Most experts now believe that stuttering is probably a developmental problem — a roadblock that somehow forms in the process of language development. Small children just learning to speak often repeat a letter sound, word, or phrase ("and ummm,... and ummm,... and ummm") as they mentally search for the next thought or word. This type of stuttering is very common for children between the ages of two and five years, and usually is outgrown in later life as language skills and muscle coordination become more practiced and fluent.

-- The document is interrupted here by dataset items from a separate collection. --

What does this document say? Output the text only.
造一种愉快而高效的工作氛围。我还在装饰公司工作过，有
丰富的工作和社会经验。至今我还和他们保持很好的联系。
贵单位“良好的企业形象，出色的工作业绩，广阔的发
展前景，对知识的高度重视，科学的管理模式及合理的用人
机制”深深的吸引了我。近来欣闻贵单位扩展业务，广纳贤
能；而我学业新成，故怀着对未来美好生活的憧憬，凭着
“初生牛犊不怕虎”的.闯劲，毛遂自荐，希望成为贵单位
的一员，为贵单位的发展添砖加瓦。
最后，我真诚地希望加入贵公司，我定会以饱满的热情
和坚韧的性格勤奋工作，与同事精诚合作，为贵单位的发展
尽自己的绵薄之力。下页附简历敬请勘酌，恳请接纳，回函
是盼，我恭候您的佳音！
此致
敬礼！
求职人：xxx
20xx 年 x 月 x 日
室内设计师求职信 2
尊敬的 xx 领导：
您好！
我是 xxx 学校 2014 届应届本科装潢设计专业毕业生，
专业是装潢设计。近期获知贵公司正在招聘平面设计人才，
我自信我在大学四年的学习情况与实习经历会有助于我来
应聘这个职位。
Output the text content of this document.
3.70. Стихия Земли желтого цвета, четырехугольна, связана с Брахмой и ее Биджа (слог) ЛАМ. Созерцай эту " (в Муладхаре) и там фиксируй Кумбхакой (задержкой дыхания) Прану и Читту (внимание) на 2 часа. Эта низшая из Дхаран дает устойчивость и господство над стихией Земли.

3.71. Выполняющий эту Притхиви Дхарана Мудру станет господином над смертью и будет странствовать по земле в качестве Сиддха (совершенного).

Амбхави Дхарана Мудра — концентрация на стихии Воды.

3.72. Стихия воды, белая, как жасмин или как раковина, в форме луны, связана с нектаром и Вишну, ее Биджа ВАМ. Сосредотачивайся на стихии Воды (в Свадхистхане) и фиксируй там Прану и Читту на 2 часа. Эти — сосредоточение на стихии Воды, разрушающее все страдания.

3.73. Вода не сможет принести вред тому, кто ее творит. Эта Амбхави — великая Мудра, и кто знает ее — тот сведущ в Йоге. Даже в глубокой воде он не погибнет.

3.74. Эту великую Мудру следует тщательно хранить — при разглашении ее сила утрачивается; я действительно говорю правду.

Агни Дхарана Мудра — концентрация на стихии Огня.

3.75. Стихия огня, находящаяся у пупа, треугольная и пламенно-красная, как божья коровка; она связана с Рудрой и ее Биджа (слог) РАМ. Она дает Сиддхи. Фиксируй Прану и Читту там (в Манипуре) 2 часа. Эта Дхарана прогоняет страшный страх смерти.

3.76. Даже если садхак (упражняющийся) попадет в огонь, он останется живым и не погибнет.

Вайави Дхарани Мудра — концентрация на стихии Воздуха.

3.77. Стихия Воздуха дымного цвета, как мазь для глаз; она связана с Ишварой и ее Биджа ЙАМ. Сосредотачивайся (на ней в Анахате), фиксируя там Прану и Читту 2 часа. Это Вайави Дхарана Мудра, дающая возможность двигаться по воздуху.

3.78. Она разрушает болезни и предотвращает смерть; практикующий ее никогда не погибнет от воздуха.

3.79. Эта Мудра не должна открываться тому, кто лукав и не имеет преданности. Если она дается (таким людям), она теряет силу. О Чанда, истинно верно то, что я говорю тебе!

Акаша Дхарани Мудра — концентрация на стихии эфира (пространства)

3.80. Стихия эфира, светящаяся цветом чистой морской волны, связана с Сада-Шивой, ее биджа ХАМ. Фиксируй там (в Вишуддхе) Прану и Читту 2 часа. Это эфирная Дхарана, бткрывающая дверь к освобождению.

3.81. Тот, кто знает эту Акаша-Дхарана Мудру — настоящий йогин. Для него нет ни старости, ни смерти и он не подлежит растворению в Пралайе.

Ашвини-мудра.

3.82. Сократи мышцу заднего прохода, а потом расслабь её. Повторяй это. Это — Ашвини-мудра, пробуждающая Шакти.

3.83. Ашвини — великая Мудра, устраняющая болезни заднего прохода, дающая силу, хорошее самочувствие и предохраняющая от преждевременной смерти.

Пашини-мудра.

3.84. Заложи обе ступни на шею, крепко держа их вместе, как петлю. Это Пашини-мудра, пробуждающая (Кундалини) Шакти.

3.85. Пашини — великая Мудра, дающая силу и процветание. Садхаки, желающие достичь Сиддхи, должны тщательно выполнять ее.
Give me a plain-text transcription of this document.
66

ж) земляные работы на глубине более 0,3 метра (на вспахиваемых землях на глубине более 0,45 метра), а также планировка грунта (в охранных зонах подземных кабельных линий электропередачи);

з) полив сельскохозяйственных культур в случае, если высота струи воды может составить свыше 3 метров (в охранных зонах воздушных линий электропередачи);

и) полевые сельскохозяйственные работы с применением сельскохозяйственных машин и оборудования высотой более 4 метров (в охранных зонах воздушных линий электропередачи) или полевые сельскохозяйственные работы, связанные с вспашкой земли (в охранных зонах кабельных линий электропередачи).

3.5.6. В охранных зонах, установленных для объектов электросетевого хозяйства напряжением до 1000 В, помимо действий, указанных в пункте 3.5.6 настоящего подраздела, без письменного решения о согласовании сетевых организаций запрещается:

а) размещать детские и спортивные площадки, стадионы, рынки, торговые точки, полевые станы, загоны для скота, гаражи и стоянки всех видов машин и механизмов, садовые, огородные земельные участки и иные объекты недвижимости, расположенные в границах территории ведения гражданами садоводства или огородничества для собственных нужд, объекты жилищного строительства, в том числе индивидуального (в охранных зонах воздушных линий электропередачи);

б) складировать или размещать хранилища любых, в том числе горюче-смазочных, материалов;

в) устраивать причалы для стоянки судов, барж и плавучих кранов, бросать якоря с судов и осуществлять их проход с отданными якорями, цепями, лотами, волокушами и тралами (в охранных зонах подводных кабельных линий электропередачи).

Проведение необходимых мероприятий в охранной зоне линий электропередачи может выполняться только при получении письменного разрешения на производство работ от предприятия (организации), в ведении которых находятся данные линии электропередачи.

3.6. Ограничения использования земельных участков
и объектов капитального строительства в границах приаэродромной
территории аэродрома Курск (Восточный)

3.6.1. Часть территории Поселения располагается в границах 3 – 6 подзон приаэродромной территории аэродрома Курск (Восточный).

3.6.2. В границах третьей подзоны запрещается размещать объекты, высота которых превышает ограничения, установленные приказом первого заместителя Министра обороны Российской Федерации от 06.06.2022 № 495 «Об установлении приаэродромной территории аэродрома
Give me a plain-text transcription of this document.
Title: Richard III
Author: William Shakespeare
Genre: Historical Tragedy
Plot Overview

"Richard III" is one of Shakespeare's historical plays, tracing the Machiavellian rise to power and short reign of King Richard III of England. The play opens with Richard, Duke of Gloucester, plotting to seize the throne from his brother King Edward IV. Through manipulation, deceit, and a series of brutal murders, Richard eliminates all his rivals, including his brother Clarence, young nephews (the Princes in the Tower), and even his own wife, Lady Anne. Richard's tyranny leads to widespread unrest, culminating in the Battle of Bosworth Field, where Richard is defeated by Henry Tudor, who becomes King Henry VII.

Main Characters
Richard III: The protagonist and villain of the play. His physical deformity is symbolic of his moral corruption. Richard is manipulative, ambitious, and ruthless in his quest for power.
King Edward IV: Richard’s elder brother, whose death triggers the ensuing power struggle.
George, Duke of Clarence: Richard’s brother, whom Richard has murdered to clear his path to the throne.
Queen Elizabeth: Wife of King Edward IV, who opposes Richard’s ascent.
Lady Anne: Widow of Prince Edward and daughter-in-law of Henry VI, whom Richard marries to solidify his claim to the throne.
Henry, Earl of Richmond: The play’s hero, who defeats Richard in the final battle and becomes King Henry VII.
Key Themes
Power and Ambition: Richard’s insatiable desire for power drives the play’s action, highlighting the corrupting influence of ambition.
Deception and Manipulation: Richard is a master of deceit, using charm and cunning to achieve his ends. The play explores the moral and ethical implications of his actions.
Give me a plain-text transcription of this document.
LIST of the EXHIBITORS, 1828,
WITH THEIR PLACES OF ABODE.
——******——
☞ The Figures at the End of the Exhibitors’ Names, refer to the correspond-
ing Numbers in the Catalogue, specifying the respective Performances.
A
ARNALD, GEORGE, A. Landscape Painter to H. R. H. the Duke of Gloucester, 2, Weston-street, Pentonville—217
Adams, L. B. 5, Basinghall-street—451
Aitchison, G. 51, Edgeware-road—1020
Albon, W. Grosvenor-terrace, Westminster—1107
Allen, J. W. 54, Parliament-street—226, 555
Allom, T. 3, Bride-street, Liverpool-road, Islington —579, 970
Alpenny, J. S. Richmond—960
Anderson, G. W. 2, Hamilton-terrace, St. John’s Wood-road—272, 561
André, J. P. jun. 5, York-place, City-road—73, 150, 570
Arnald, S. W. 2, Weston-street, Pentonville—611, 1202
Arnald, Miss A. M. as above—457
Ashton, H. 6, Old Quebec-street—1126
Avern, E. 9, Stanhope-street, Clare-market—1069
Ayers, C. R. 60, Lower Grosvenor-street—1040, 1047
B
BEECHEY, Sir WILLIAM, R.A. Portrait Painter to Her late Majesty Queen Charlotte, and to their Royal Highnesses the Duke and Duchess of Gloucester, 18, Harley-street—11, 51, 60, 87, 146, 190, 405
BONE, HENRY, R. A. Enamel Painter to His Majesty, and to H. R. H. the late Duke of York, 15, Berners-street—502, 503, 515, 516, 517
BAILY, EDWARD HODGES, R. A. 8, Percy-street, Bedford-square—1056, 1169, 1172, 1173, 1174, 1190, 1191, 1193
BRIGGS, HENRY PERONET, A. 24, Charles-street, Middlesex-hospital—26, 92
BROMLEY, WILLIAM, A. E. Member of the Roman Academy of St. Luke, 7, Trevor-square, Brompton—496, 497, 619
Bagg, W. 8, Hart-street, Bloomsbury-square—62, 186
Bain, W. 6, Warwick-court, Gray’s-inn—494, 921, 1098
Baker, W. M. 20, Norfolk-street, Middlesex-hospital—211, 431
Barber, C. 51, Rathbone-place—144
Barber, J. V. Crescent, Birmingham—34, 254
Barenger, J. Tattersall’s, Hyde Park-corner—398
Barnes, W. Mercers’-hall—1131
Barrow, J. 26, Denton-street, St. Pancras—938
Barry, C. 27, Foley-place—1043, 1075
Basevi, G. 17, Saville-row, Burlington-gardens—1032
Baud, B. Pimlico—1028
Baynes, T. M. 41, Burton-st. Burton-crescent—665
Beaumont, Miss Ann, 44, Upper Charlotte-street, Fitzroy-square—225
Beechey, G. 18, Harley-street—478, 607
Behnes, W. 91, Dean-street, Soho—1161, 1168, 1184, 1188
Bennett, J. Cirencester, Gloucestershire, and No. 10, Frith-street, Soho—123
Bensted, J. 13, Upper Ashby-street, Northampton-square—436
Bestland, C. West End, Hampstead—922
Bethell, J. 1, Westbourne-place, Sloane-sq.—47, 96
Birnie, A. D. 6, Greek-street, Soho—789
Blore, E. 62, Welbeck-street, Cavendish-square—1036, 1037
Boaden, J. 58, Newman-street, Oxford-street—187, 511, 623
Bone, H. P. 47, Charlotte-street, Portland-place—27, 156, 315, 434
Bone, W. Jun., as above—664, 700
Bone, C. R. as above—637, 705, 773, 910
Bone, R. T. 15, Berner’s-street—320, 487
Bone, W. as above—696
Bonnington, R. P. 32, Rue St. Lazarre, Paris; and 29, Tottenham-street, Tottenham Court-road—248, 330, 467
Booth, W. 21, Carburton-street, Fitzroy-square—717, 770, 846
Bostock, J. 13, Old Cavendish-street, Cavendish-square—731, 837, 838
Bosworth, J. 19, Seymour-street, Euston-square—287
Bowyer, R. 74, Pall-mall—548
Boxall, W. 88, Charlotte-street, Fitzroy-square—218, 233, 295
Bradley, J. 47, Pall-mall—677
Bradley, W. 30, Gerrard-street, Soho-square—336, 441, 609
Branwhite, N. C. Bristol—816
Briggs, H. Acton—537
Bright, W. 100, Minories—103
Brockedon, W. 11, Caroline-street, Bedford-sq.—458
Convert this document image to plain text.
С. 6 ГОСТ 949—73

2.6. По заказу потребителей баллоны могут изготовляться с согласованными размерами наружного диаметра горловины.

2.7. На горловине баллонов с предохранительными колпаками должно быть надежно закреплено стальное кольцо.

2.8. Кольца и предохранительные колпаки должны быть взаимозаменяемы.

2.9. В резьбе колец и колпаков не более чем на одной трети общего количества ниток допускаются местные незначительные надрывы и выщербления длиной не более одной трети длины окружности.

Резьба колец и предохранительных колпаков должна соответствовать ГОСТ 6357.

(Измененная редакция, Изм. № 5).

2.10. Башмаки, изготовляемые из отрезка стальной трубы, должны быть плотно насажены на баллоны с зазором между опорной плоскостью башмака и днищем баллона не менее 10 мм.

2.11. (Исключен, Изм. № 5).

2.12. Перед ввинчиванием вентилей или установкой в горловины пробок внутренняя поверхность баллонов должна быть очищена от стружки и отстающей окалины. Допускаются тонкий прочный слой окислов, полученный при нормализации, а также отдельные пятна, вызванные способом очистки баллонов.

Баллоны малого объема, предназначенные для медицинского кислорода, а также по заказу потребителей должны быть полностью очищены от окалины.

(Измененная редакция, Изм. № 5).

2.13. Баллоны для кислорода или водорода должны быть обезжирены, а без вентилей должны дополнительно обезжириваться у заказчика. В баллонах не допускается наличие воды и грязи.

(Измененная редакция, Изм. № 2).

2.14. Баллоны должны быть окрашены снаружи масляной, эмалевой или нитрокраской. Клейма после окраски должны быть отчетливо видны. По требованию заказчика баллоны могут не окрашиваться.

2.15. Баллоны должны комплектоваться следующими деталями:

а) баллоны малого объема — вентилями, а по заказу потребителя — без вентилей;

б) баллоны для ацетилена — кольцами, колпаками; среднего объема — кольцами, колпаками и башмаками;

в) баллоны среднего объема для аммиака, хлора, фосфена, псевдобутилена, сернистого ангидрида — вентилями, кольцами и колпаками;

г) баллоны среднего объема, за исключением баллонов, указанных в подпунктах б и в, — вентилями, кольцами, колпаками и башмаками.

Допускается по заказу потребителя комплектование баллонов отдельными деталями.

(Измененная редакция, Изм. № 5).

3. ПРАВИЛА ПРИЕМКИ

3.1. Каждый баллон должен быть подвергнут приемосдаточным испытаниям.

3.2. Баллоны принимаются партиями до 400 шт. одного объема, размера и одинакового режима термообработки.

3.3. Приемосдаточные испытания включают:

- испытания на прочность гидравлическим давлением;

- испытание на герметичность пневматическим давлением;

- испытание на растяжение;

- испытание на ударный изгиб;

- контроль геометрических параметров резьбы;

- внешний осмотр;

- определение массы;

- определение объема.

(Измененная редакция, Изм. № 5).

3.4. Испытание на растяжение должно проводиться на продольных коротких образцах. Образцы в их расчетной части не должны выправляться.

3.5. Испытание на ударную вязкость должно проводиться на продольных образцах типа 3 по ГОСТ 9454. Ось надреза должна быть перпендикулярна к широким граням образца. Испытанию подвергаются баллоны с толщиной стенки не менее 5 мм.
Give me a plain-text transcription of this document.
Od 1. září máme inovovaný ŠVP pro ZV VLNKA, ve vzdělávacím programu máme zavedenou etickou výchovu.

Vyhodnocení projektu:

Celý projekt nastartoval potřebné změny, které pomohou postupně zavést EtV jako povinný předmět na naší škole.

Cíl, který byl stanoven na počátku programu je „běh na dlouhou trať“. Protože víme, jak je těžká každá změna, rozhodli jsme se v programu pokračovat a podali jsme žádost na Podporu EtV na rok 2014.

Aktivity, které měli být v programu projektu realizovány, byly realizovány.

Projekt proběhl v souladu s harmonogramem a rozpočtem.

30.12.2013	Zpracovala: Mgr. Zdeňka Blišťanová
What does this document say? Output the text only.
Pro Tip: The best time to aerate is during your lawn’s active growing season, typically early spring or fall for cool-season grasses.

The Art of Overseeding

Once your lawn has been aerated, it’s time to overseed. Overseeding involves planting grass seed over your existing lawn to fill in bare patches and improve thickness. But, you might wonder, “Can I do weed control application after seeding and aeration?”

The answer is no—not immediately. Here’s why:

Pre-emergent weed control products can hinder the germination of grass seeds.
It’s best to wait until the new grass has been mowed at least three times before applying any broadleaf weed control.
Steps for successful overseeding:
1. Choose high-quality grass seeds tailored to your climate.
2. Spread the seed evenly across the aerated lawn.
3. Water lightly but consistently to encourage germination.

Fewer than one percent of adults stutter. No one is sure why some people continue to have problems with stuttering in later childhood or adulthood. A genetic component may be involved — boys are about three times more likely to stutter than girls, and stuttering seems to run in families.

Stuttering can also be caused by neurogenic disorders, such as when a traumatic brain injury or stroke disrupts the various neural mechanisms required to produce fluent speech.

Children who have had problems with stuttering for more than six months, or who become so embarrassed by their stuttering that they avoid speaking or have emotional distress, need to be referred to a speech-language pathologist by their school or pediatrician. Although no cure for stuttering currently exists, evaluation by a speech-language pathologist can help to pinpoint the mechanism behind the stuttering. This professional considers the onset and history of the stuttering and can fully assess speech and language ability. Various strategies to help reduce stuttering and tension when experiencing a stuttering block can often be taught and practiced at home. Treatment can be successful in many cases, and people can lead healthy, happy, and productive lives.